Un altro aspetto terapeutico che ha consentito di eseguire interventi chirurgici sempre meno demolitivi è la radioterapia complementare (eseguita sul letto operatorio dopo l’intervento), in grado di ridurre significativamente il rischio di recidive locali. Anche le terapie mediche hanno subito profondi e proficui cambiamenti negli ultimi 50 anni, passando dalla chemioterapia standard a l’utilizzo di farmaci biologici, cosiddetti intelligenti perché in grado di riconoscere e colpire le cellule tumorali, e in grado di migliorare la sopravvivenza in tutti gli stadi di malattia. Infine, non meno importante è l’immunoterapia in combinazione con la chemioterapia, che può essere utile nel trattamento di alcuni tumori mammari in stadio avanzato, in particolare quelli definiti tripli negativi, particolarmente aggressivi e poco responsivi a molti dei trattamenti che abbiamo oggi a disposizione.
Tutti questi traguardi raggiunti in campo senologico, soprattutto negli ultimi decenni, lo dobbiamo anche alla creazione delle cosiddette “Breast Unit”, strutture cliniche dedicate a 360° allo studio e alla cura del tumore mammario.

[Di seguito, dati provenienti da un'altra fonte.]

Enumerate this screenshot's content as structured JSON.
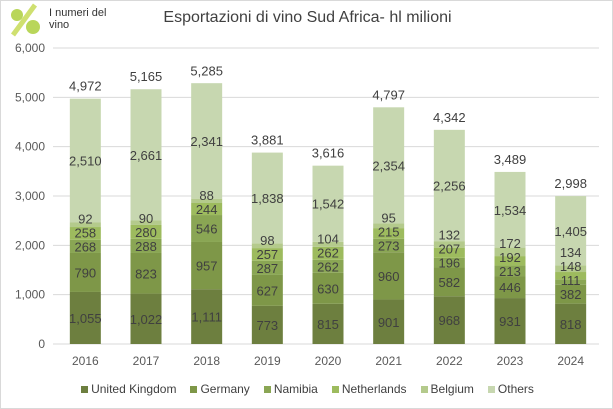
{
  "logo": {
    "text": "I numeri del vino"
  },
  "chart_data": {
    "type": "bar",
    "stacked": true,
    "title": "Esportazioni di vino Sud Africa- hl milioni",
    "categories": [
      "2016",
      "2017",
      "2018",
      "2019",
      "2020",
      "2021",
      "2022",
      "2023",
      "2024"
    ],
    "ylim": [
      0,
      6000
    ],
    "yticks": [
      "0",
      "1,000",
      "2,000",
      "3,000",
      "4,000",
      "5,000",
      "6,000"
    ],
    "grid": true,
    "legend": "bottom",
    "series": [
      {
        "name": "United Kingdom",
        "color": "#6d7f3f",
        "values": [
          1055,
          1022,
          1111,
          773,
          815,
          901,
          968,
          931,
          818
        ]
      },
      {
        "name": "Germany",
        "color": "#7e9748",
        "values": [
          790,
          823,
          957,
          627,
          630,
          960,
          582,
          446,
          382
        ]
      },
      {
        "name": "Namibia",
        "color": "#8aa654",
        "values": [
          268,
          288,
          546,
          287,
          262,
          273,
          196,
          213,
          111
        ]
      },
      {
        "name": "Netherlands",
        "color": "#9dbb5e",
        "values": [
          258,
          280,
          244,
          257,
          262,
          215,
          207,
          192,
          148
        ]
      },
      {
        "name": "Belgium",
        "color": "#b4ca8c",
        "values": [
          92,
          90,
          88,
          98,
          104,
          95,
          132,
          172,
          134
        ]
      },
      {
        "name": "Others",
        "color": "#c7d7b0",
        "values": [
          2510,
          2661,
          2341,
          1838,
          1542,
          2354,
          2256,
          1534,
          1405
        ]
      }
    ],
    "totals": [
      4972,
      5165,
      5285,
      3881,
      3616,
      4797,
      4342,
      3489,
      2998
    ]
  }
}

All’interno di queste strutture interamente dedicate alla cura del tumore mammario ritroviamo moltissimi specialisti (chirurghi, radioterapisti, radiologi, oncologi, chirurghi plastici, anatomo patologi, genetisti, nutrizionisti, psicologi, etc…) che garantiscono un approccio clinico-diagnostico multidisciplinare e sempre più efficace nel trattare questa patologia. L’auspicio è – ha concluso Massimiliano Berretta – che continuando su questa strada si possa azzerare quel gap (13%) che oggi ci separa dal 100 per cento di guarigioni”.